What does financial planning and the KonMari method have in common? More than meets the eye, as we will explain.
Marie Kondo, author of the best-selling book and hit Netflix show about tidying up has gained a cult following. The KonMari method, as it's known, has inspired self-described shop-a-holics and mini-hoarders to give up their possessions to make more space for a life with purpose and direction.
Aegon's purpose is to help people achieve a lifetime of financial security. Therefore, at a time when many people are not saving for retirement, let alone have a financial plan, Aegon wants to show that saving is just as easy as the KonMari method.
What is the KonMari method?
The basis of the KonMari method requires you to visualize the type of life you want and break down each part of that life (I wish to travel, learn a new skills etc.), by evaluating why you want that particular thing (to discover more about myself).
Based on your visualized future, you will then choose items that will help you fulfil those wishes. Going through categories (clothing, books and paper, miscellaneous) you'll be confronted by having to answer whether each item you are keeping "Sparks Joy". If it does, you keep it; if not, you discard it.
What does a Netflix show have to do with financial planning?
The KonMari method actually follows the same principles as planning for a successful financial future. Mike Mansfield, Program Director Aegon Center for Longevity and Retirement at Aegon, explains that financial planning is simple in theory, but like many things can become overwhelming in practice.
"Financial planning starts with proper planning, but it doesn't need to feel like a chore. Just like the KonMari method, you're planning for the future you want to have and are learning about yourself and what you find important in the process," explains Mansfield.
One of the first things he suggests is to think about what you want in the long and short term. What does the thought process around long term look like? The thought of planning for the future or a retirement that could be as long as 20 years can be a daunting task. It becomes easier if you break things down into categories and start setting manageable short, medium and long term savings goals for each category.
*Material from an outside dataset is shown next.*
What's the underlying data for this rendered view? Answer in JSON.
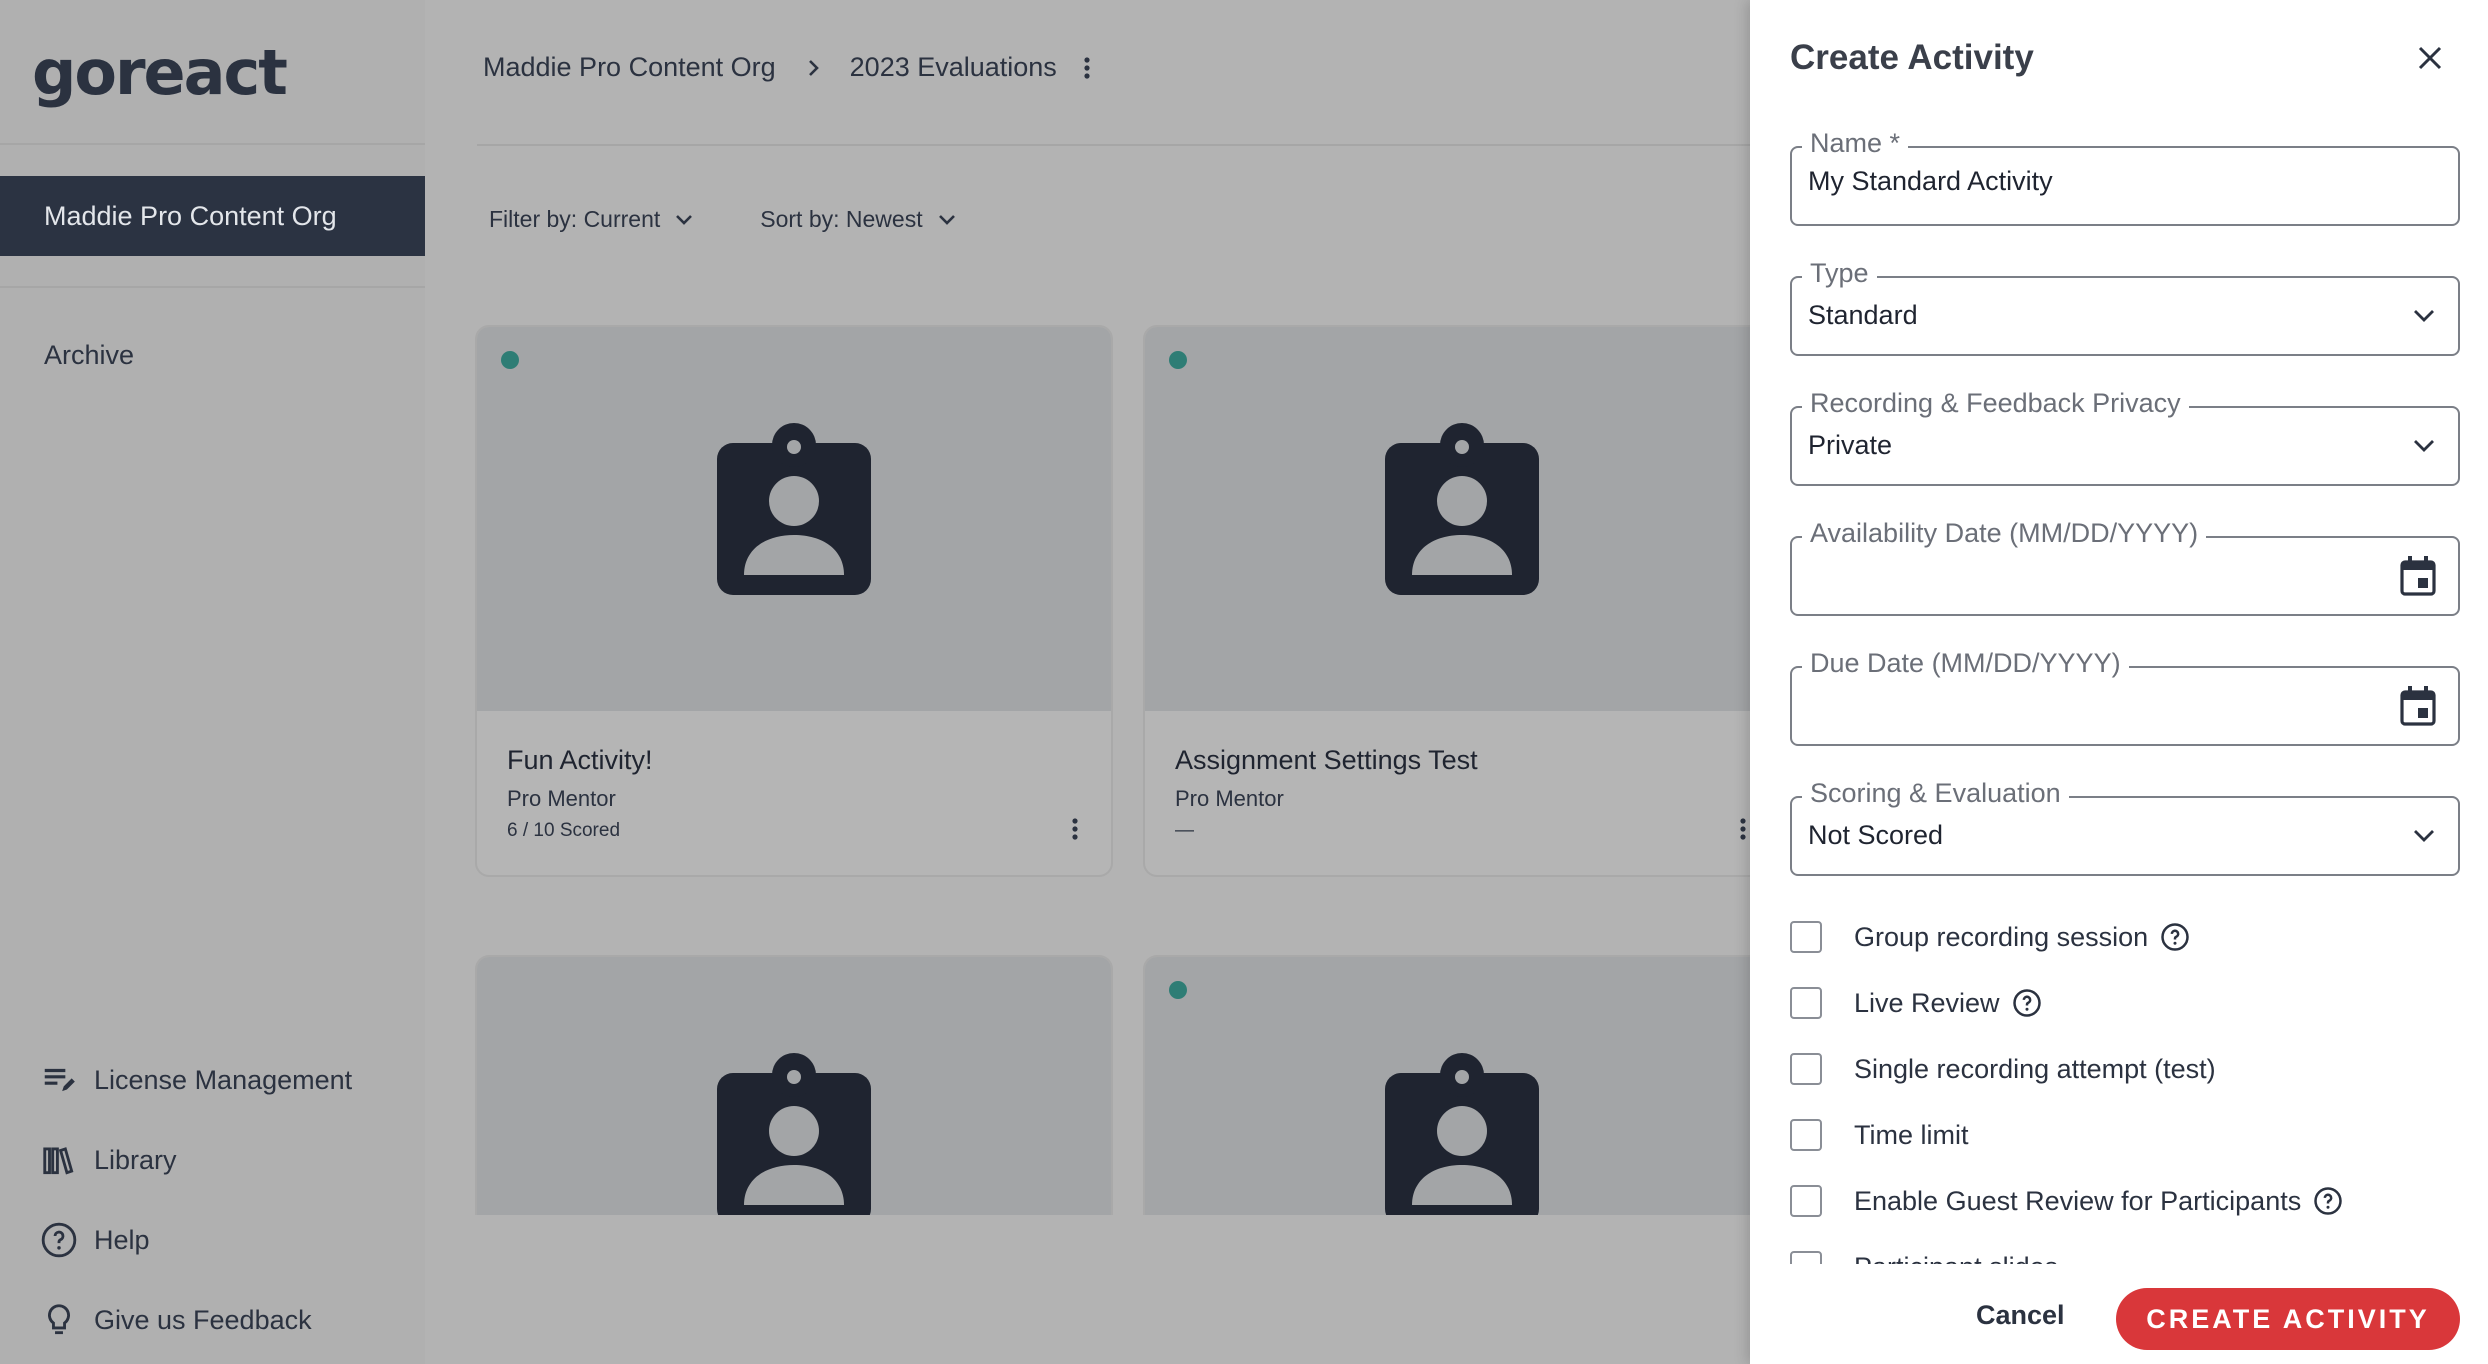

A short-term goal could be saving for the deposit on a starter home that you plan to live in while your family is growing up and then long-term to downsize and move to a house by the beach when you retire. As well as setting financial goals, it is also important to think about what you are going to do to maintain your good health so that you can enjoy the retirement you have worked so hard for.
"One of the hardest things for people to do is to admit what they want out of their life, and say it's ok to save money for it."
Financial planning starts with proper planning, but it doesn't need to feel like a choreMike Mansfield, Program Director Aegon Center for Longevity and Retirement at Aegon
Does it spark financial joy?
Once you've thought big about your future, it's time to put that down onto paper. "You'll need to examine your original list and decide what is realistic and a priority and what can be a longer term plan," Mansfield says.
Next comes the costs and a timeline. "Setting a cost to each future wish will help you prioritize what is really important for you and your family. By assigning a cost, you can also see pretty quickly how far you still need to go to save up for that dream vacation or quitting your job to pursue your hobby or side business full-time." This is basically the KonMari, does-this-spark-joy methodology.
If you're in a position where putting aside a vast sum of money each month isn't an option, then start with what you can handle, and build-up. It will help you get into the habit of saving and when you are able to put a bit more aside, it won't come as a shock.